I brush Leo's teeth at least 2 times a week. I learned my lesson with Cheena. She is slowly having all of her teeth pulled. They are all rotting. The vet told me that it is not my fault she has soft teeth and even if I would haved brushed her teeth daily the same thing would have happened but I still feel guilty. I also know that it is same with humans. Some have soft teeth that go bad. I wonder if there are false teeth for dogs?


----------



## kjp502 (Oct 27, 2006)

Just wondering, for those people that do brush their GR's teeth, do they normally eat dry or wet food? Do you think this makes a difference?


----------



## Wrigley's Mom (Nov 6, 2006)

I brush Wrigley's teeth about once a week. I use the tooth wipes instead of a brush, though. He likes the taste of them so I get a little more cooperation. Though he would rather eat the wipe than let me use it on his teeth. :uhoh: 

When I was mixing canned food with his kibble, I noticed his teeth were dirtier with dried food. I think canned food makes for dirtier teeth, IMO.


----------



## Hali's Mom (Oct 5, 2006)

Hali likes to have her teeth brushed.
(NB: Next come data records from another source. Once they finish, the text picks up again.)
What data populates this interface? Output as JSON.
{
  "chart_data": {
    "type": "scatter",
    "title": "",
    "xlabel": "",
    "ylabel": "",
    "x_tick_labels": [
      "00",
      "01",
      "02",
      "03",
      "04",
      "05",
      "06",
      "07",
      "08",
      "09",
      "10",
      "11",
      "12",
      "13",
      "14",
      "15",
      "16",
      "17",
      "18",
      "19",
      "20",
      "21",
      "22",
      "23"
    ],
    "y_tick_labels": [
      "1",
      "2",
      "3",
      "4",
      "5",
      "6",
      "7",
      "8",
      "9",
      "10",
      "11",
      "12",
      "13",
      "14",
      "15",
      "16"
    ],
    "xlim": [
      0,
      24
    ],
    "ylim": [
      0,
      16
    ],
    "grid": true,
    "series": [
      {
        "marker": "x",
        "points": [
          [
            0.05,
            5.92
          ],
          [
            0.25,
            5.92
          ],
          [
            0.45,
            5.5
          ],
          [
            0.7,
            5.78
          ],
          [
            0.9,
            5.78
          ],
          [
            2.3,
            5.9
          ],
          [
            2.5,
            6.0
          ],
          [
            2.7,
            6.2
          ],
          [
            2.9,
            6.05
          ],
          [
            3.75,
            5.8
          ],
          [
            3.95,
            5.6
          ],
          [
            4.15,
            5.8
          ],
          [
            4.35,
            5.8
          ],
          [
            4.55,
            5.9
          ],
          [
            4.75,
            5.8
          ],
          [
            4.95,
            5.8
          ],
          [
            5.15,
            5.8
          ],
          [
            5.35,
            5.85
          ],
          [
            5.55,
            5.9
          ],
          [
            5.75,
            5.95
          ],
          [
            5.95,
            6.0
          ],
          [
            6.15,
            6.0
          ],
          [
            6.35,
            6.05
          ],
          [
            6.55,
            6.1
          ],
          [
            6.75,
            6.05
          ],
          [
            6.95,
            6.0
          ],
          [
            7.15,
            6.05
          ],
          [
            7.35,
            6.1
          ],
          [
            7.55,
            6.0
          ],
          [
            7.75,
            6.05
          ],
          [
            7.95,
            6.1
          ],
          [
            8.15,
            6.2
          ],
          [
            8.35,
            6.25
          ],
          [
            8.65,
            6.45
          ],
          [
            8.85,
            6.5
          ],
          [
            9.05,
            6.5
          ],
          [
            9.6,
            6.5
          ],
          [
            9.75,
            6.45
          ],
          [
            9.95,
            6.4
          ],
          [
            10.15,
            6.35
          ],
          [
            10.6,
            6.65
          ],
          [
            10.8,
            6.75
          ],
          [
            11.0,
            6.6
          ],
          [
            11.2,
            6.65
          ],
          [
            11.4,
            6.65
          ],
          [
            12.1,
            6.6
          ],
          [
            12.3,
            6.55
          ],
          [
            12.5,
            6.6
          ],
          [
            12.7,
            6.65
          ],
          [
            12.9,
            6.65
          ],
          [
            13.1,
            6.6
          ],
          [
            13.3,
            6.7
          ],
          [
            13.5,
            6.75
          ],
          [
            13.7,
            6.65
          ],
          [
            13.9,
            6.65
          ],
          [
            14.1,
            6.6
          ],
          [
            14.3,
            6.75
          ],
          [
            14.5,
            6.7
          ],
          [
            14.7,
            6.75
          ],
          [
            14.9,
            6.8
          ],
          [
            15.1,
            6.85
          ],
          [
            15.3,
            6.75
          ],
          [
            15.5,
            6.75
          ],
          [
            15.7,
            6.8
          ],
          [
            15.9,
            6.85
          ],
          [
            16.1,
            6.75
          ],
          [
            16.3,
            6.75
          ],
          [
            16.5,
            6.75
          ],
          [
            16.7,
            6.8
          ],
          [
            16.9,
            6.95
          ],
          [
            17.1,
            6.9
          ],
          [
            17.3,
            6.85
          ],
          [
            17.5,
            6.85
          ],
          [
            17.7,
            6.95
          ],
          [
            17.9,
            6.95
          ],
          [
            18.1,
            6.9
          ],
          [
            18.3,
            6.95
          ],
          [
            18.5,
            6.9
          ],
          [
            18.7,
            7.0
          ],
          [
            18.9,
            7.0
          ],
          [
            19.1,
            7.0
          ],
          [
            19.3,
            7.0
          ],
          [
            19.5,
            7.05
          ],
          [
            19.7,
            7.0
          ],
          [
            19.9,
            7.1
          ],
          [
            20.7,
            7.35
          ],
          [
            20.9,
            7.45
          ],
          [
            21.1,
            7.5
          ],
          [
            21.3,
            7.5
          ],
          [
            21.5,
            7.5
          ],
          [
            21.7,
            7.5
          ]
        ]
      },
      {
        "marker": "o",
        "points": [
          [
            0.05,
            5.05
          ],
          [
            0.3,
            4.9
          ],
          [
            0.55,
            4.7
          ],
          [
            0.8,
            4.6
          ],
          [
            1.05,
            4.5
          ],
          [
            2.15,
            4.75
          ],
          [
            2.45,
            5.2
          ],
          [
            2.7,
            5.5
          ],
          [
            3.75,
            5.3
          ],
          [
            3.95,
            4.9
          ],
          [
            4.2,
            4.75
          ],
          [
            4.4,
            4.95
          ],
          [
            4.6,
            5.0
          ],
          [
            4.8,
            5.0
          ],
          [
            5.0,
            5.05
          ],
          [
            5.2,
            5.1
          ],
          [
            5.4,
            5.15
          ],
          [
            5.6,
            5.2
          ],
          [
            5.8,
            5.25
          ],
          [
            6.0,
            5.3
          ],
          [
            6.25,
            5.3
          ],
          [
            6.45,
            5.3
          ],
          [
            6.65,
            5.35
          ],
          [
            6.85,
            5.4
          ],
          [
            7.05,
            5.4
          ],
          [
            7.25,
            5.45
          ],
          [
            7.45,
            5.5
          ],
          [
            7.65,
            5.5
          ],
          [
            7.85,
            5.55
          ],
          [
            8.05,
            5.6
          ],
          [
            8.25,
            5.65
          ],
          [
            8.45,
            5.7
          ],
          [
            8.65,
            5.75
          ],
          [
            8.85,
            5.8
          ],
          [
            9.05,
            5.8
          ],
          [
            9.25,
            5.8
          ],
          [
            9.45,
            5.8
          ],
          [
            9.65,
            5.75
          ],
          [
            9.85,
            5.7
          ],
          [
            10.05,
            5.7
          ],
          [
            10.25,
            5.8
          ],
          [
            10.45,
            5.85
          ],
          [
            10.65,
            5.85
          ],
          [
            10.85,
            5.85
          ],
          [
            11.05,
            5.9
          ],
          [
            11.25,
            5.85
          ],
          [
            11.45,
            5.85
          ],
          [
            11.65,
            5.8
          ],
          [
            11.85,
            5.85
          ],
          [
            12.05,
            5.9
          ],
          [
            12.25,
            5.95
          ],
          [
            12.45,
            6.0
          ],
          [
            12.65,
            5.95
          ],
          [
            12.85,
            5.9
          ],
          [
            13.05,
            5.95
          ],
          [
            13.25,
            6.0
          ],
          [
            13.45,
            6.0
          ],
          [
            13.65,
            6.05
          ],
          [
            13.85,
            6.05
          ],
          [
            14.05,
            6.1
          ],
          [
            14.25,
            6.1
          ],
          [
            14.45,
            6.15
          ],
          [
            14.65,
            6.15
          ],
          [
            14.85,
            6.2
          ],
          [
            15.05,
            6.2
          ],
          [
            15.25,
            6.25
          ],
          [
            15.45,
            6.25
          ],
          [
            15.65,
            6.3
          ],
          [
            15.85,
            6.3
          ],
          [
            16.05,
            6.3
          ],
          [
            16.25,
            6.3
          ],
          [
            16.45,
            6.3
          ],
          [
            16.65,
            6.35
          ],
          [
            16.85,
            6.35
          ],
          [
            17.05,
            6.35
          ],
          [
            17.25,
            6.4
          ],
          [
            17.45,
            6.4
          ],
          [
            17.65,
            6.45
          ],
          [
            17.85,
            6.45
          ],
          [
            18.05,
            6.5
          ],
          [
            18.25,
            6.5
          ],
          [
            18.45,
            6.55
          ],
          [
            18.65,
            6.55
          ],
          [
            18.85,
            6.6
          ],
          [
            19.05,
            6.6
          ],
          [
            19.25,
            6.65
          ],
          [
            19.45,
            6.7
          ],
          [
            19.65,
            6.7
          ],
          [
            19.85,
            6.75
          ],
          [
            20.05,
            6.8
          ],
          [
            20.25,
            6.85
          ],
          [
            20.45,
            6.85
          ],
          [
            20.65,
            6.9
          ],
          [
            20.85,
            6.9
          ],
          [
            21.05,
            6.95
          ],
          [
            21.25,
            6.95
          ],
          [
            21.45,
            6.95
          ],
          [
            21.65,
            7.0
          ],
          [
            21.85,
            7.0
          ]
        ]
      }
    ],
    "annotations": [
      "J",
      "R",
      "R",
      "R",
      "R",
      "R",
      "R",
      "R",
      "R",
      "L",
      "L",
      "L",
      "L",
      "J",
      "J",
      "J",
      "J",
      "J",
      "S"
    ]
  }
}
I bought one of those battery powered toothbrushes and it makes it much easier. I currently need to buy doggie toothpaste tho so we haven't been to reliable about the brushing lately.


----------



## Brittany (Jul 24, 2006)

I never brush my dog's teeth, and I'm not ashamed of it.  They have sparkly white teeth, due to the fact that 1) they are eating dry food and 2) they chew on a LOT of raw bones. We get our bones from the meat locker....they just pitch them, so we go and take some off their hands.  The dogs LOVE 'em. Naturally. Duh. :doh:


----------



## Momo (Jan 9, 2007)

Nop. Can't imagine holding her still for that long. 
Her teeth seem clean so far, 
we just giveher a Mentos from time to time for bad breath


----------



## Jetfever (Dec 27, 2006)

I brush Roxy's teeth 2 or 3 times a week with a brush/paste from PetSmart. In the evening, after a long day, she will lie quiet on her side/ back and let me brush her teeth, but she tries to lick the brush clean as I scrub. Sometimes I combine a tooth brushing with a Hair/ Body brushing. I have done this since we got her at 8 weeks.


----------



## KerryandMolly'smum (Jan 17, 2007)

I started brushing Kerry's teeth when she was a pup. She enjoys it but will only have them brushed in the bathroom, standing up at the basin.
Molly isn't as keen to have hers brushed.


----------



## njb (Oct 5, 2006)

I don't brush dogs teeth--

I do give them bones and dry food--(and lots of other food)--and buy dental treat things, which make Julie go goofy--we have taken to calling her 'duck dog' when she has one. It is cute--she puts the whole square in her mouth --she looks like she has a duck bill. Then she stands at the door and tries to beg to get out--I am sure she has a stash buried in the yard somewhere.


----------